In May 2024, a group of nineteen states went to the U.S. Supreme Court and sought permission to file a lawsuit in the Court against the states of California, Connecticut, Minnesota, New Jersey, and Rhode Island. The essence of the lawsuit is that the defendant states are interfering with the sovereignty of the plaintiff states by bringing false advertising and other claims against fossil fuel companies arising out of the environmental harm they are causing.
As the plaintiffs explained, “numerous state and local governments have launched a frenzy of lawsuits invoking their own laws to demand billions of dollars in damages allegedly related to past, present, and future climate change owing, they say, to interstate gas emissions.”

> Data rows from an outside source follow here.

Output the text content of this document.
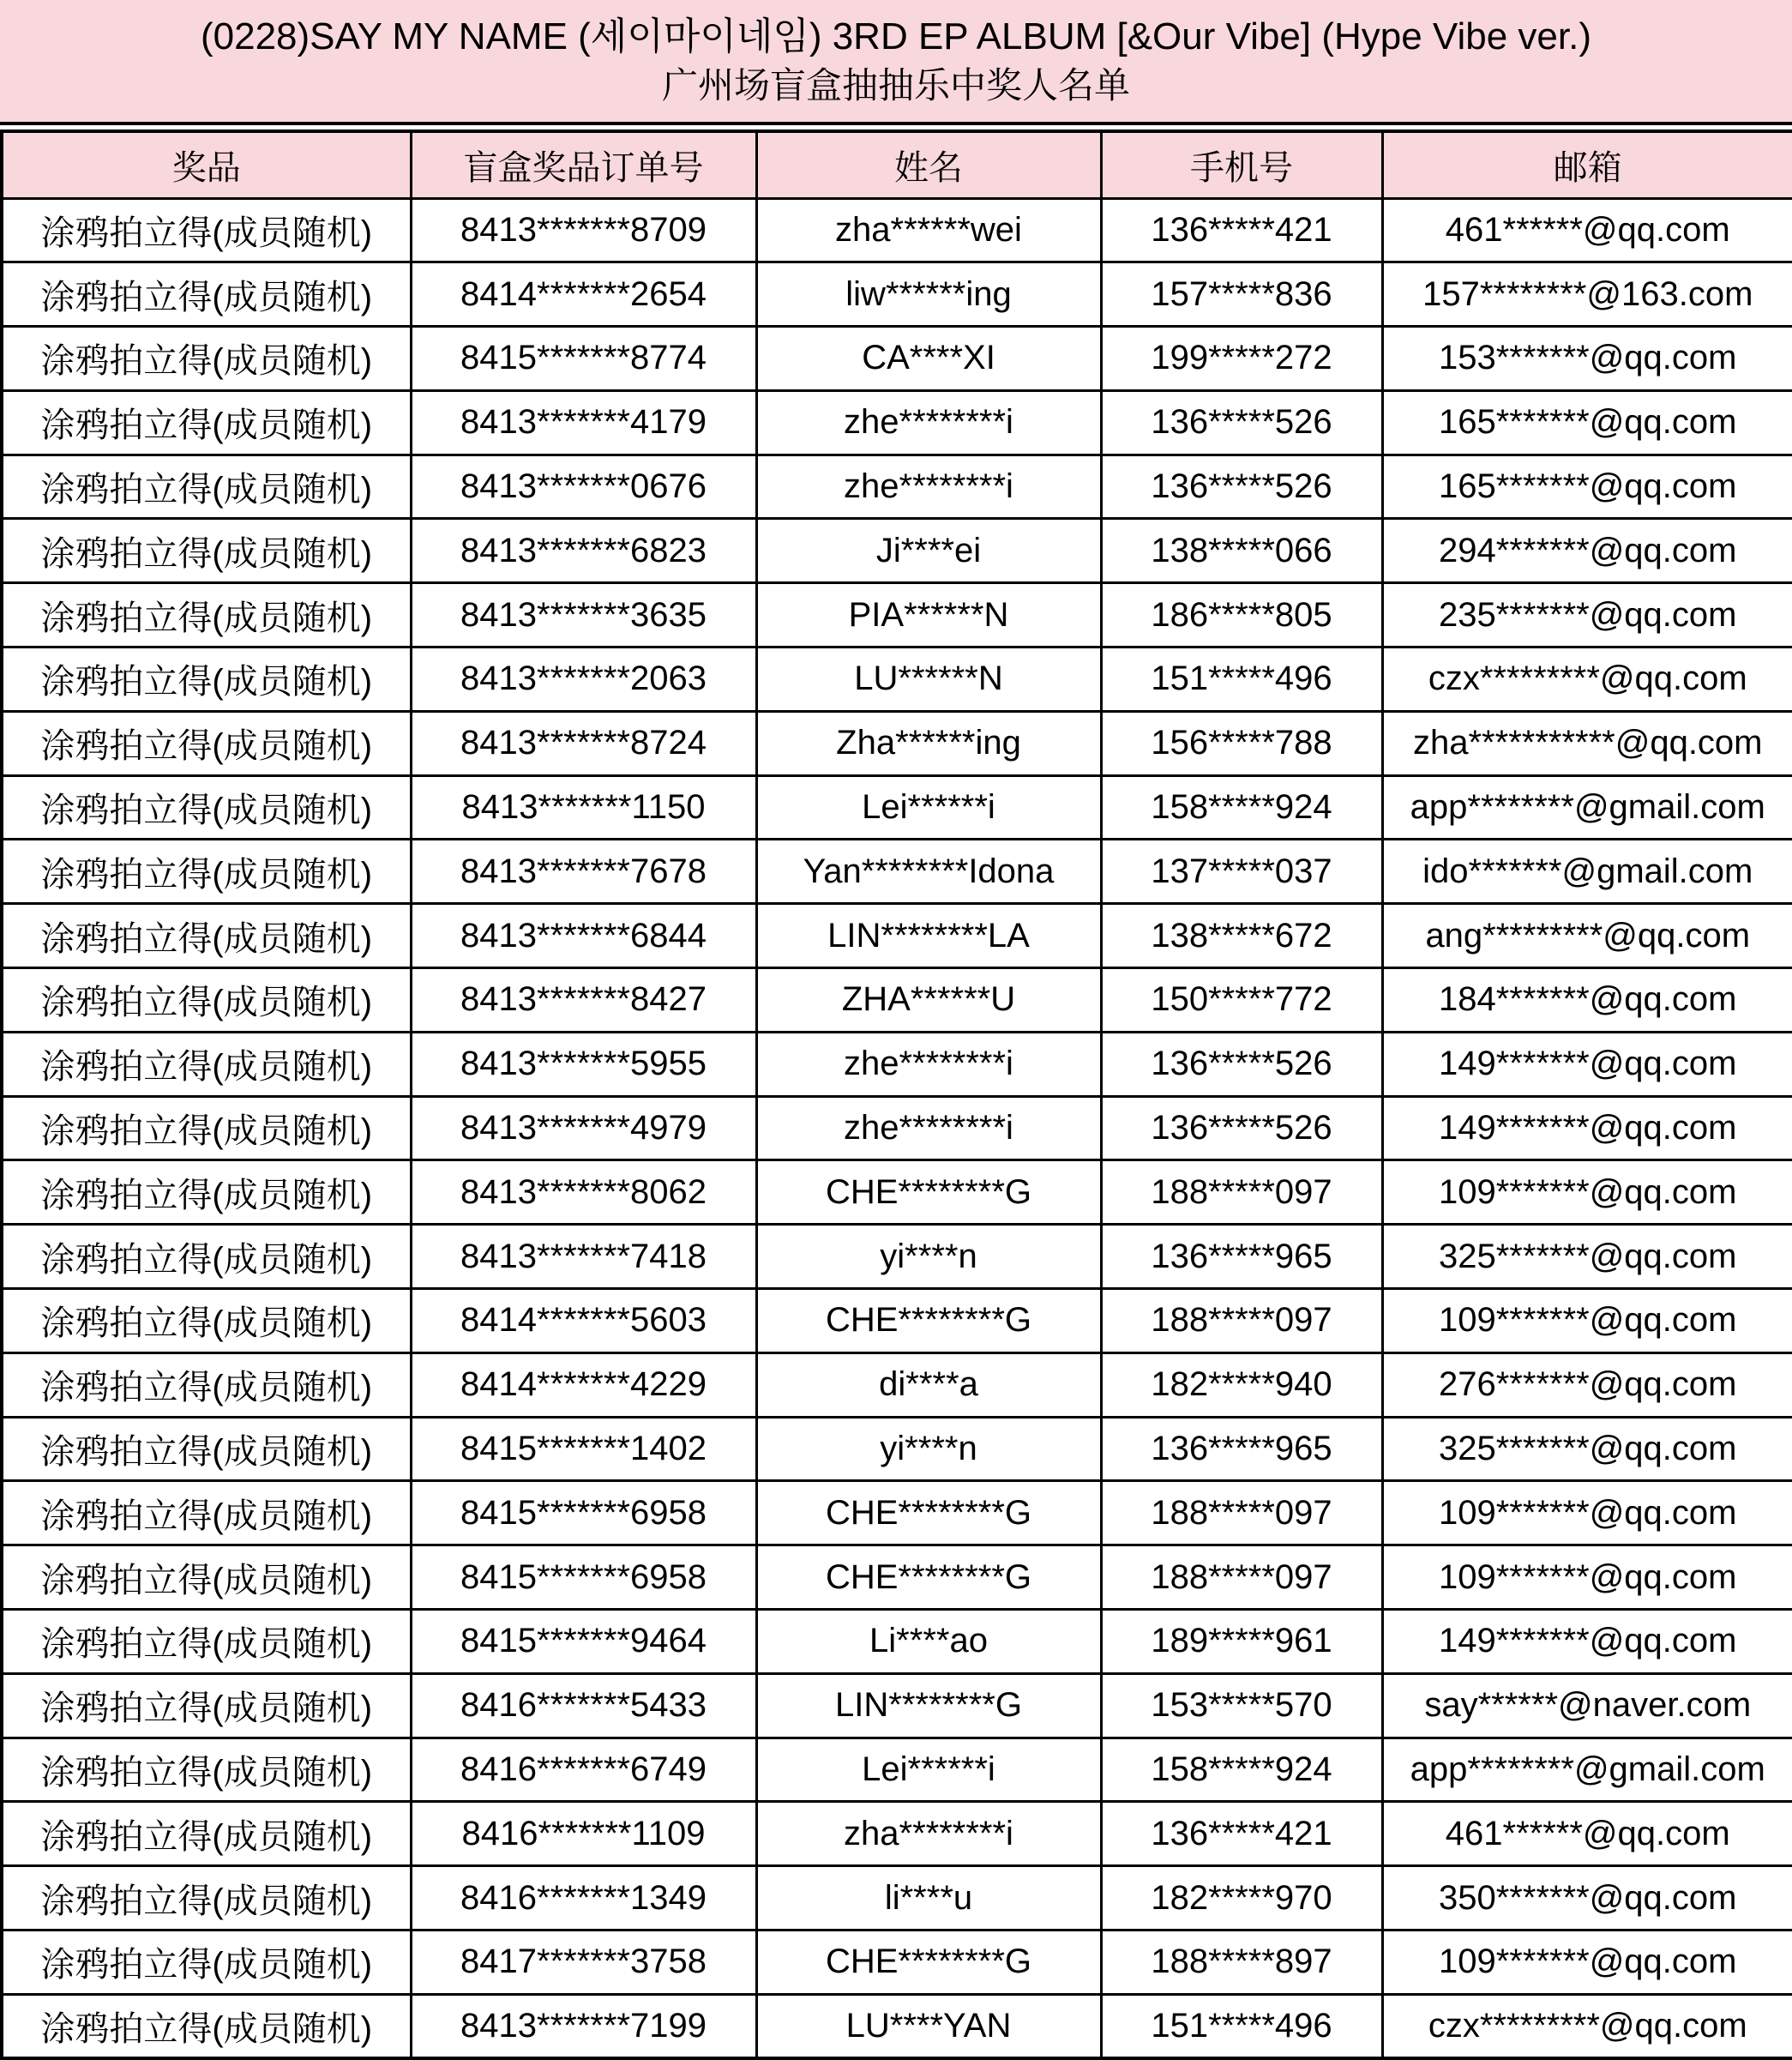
(0228)SAY MY NAME (세이마이네임) 3RD EP ALBUM [&Our Vibe] (Hype Vibe ver.)
广州场盲盒抽抽乐中奖人名单
奖品	盲盒奖品订单号	姓名	手机号	邮箱
涂鸦拍立得(成员随机)	8413*******8709	zha******wei	136*****421	461******@qq.com
涂鸦拍立得(成员随机)	8414*******2654	liw******ing	157*****836	157********@163.com
涂鸦拍立得(成员随机)	8415*******8774	CA****XI	199*****272	153*******@qq.com
涂鸦拍立得(成员随机)	8413*******4179	zhe********i	136*****526	165*******@qq.com
涂鸦拍立得(成员随机)	8413*******0676	zhe********i	136*****526	165*******@qq.com
涂鸦拍立得(成员随机)	8413*******6823	Ji****ei	138*****066	294*******@qq.com
涂鸦拍立得(成员随机)	8413*******3635	PIA******N	186*****805	235*******@qq.com
涂鸦拍立得(成员随机)	8413*******2063	LU******N	151*****496	czx*********@qq.com
涂鸦拍立得(成员随机)	8413*******8724	Zha******ing	156*****788	zha***********@qq.com
涂鸦拍立得(成员随机)	8413*******1150	Lei******i	158*****924	app********@gmail.com
涂鸦拍立得(成员随机)	8413*******7678	Yan********Idona	137*****037	ido*******@gmail.com
涂鸦拍立得(成员随机)	8413*******6844	LIN********LA	138*****672	ang*********@qq.com
涂鸦拍立得(成员随机)	8413*******8427	ZHA******U	150*****772	184*******@qq.com
涂鸦拍立得(成员随机)	8413*******5955	zhe********i	136*****526	149*******@qq.com
涂鸦拍立得(成员随机)	8413*******4979	zhe********i	136*****526	149*******@qq.com
涂鸦拍立得(成员随机)	8413*******8062	CHE********G	188*****097	109*******@qq.com
涂鸦拍立得(成员随机)	8413*******7418	yi****n	136*****965	325*******@qq.com
涂鸦拍立得(成员随机)	8414*******5603	CHE********G	188*****097	109*******@qq.com
涂鸦拍立得(成员随机)	8414*******4229	di****a	182*****940	276*******@qq.com
涂鸦拍立得(成员随机)	8415*******1402	yi****n	136*****965	325*******@qq.com
涂鸦拍立得(成员随机)	8415*******6958	CHE********G	188*****097	109*******@qq.com
涂鸦拍立得(成员随机)	8415*******6958	CHE********G	188*****097	109*******@qq.com
涂鸦拍立得(成员随机)	8415*******9464	Li****ao	189*****961	149*******@qq.com
涂鸦拍立得(成员随机)	8416*******5433	LIN********G	153*****570	say******@naver.com
涂鸦拍立得(成员随机)	8416*******6749	Lei******i	158*****924	app********@gmail.com
涂鸦拍立得(成员随机)	8416*******1109	zha********i	136*****421	461******@qq.com
涂鸦拍立得(成员随机)	8416*******1349	li****u	182*****970	350*******@qq.com
涂鸦拍立得(成员随机)	8417*******3758	CHE********G	188*****897	109*******@qq.com
涂鸦拍立得(成员随机)	8413*******7199	LU****YAN	151*****496	czx*********@qq.com
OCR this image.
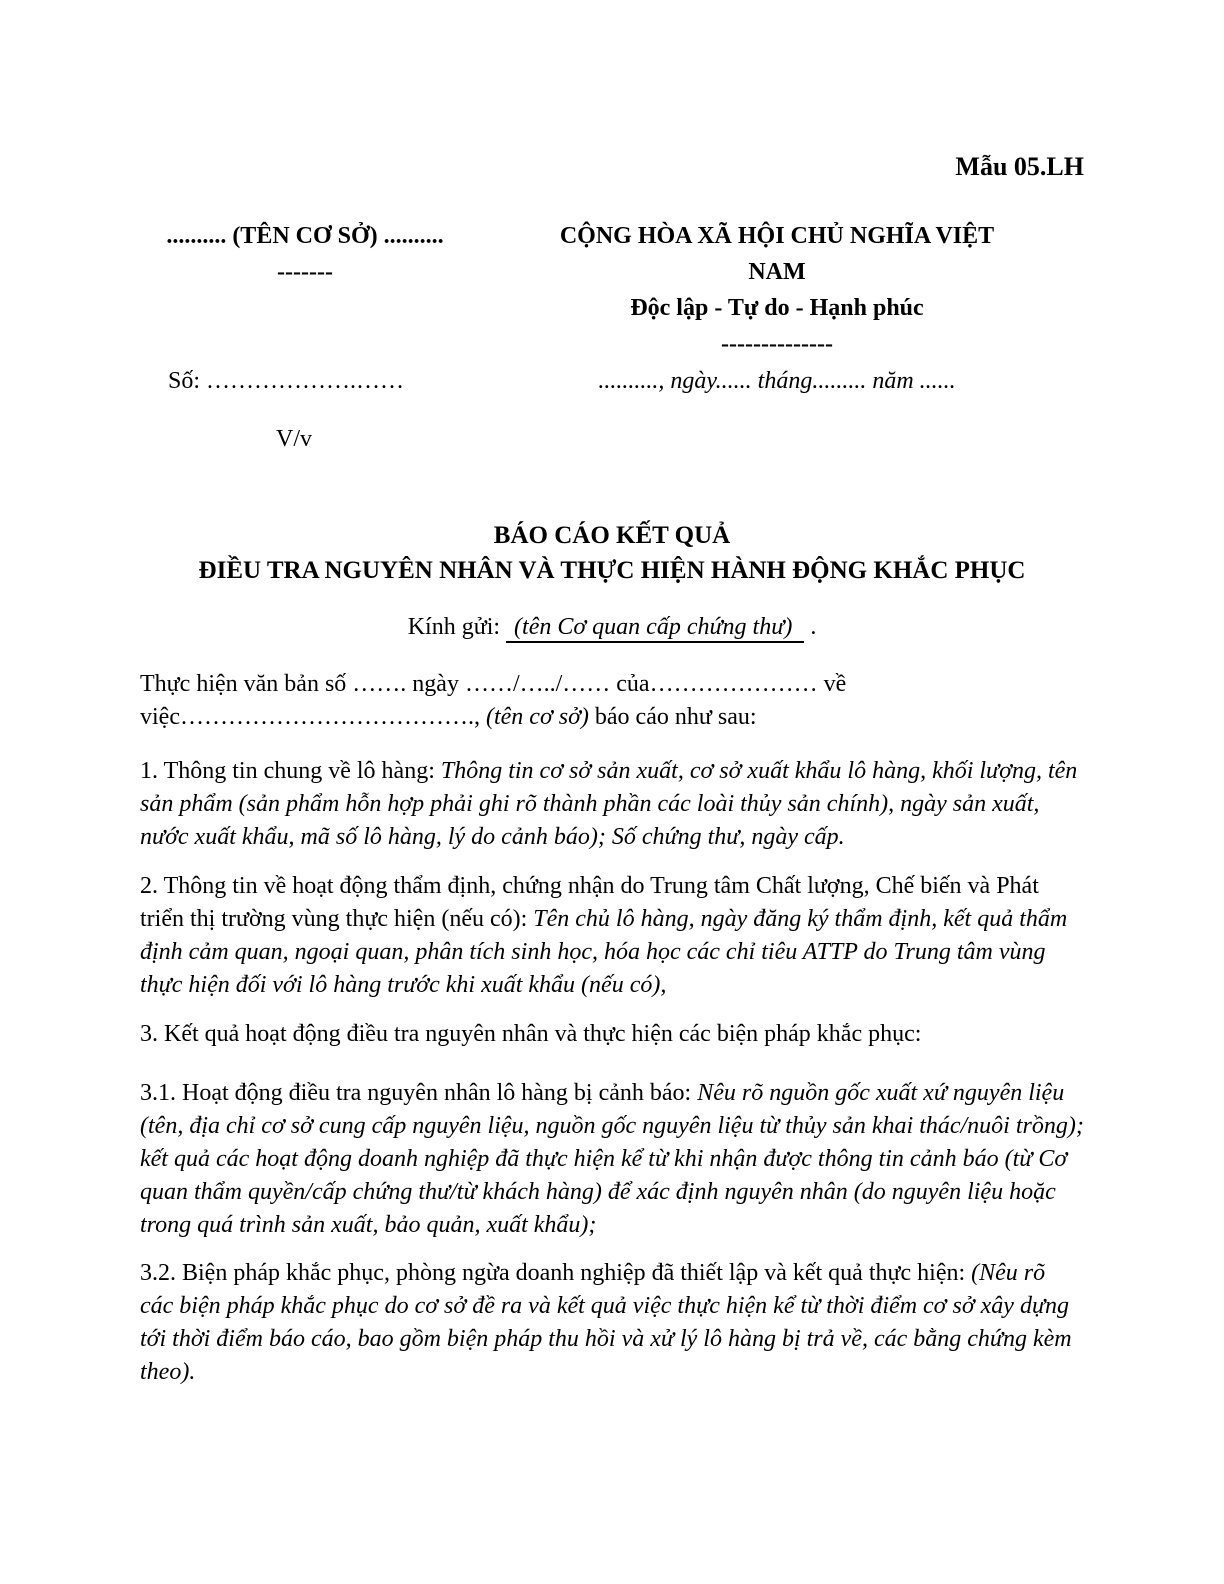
Mẫu 05.LH
.......... (TÊN CƠ SỞ) ..........
-------
CỘNG HÒA XÃ HỘI CHỦ NGHĨA VIỆT
NAM
Độc lập - Tự do - Hạnh phúc
--------------
Số: ……………….……	.........., ngày...... tháng......... năm ......
V/v
BÁO CÁO KẾT QUẢ
ĐIỀU TRA NGUYÊN NHÂN VÀ THỰC HIỆN HÀNH ĐỘNG KHẮC PHỤC
Kính gửi: (tên Cơ quan cấp chứng thư) .

Thực hiện văn bản số ……. ngày ……/…../…… của………………… về việc………………………………., (tên cơ sở) báo cáo như sau:

1. Thông tin chung về lô hàng: Thông tin cơ sở sản xuất, cơ sở xuất khẩu lô hàng, khối lượng, tên sản phẩm (sản phẩm hỗn hợp phải ghi rõ thành phần các loài thủy sản chính), ngày sản xuất, nước xuất khẩu, mã số lô hàng, lý do cảnh báo); Số chứng thư, ngày cấp.

2. Thông tin về hoạt động thẩm định, chứng nhận do Trung tâm Chất lượng, Chế biến và Phát triển thị trường vùng thực hiện (nếu có): Tên chủ lô hàng, ngày đăng ký thẩm định, kết quả thẩm định cảm quan, ngoại quan, phân tích sinh học, hóa học các chỉ tiêu ATTP do Trung tâm vùng thực hiện đối với lô hàng trước khi xuất khẩu (nếu có),

3. Kết quả hoạt động điều tra nguyên nhân và thực hiện các biện pháp khắc phục:

3.1. Hoạt động điều tra nguyên nhân lô hàng bị cảnh báo: Nêu rõ nguồn gốc xuất xứ nguyên liệu (tên, địa chỉ cơ sở cung cấp nguyên liệu, nguồn gốc nguyên liệu từ thủy sản khai thác/nuôi trồng); kết quả các hoạt động doanh nghiệp đã thực hiện kể từ khi nhận được thông tin cảnh báo (từ Cơ quan thẩm quyền/cấp chứng thư/từ khách hàng) để xác định nguyên nhân (do nguyên liệu hoặc trong quá trình sản xuất, bảo quản, xuất khẩu);

3.2. Biện pháp khắc phục, phòng ngừa doanh nghiệp đã thiết lập và kết quả thực hiện: (Nêu rõ các biện pháp khắc phục do cơ sở đề ra và kết quả việc thực hiện kể từ thời điểm cơ sở xây dựng tới thời điểm báo cáo, bao gồm biện pháp thu hồi và xử lý lô hàng bị trả về, các bằng chứng kèm theo).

A few days ago, the Supreme Court denied the plaintiffs motion for leave to file their complaint, allowing the states' lawsuits against the fossil fuel companies to continue. Although the Court didn't write an opinion here, Justices Clarence Thomas and Samuel Alito dissented, writing in a brief opinion that they didn't believe that the Court had discretion to decline to hear a lawsuit between states. They wrote, “The Court today exercises that power to reject a suit involving nearly half the States in the Nation, which alleges serious constitutional violations.”
For now, then, at least as far as the Supreme Court is concerned, the states can continue to pursue false advertising and other claims against the fossil fuel companies. (For more information about these lawsuits, check out, for example, our blog post about California's lawsuit.)
Alabama v. California, 2025 WL 746326 (2025).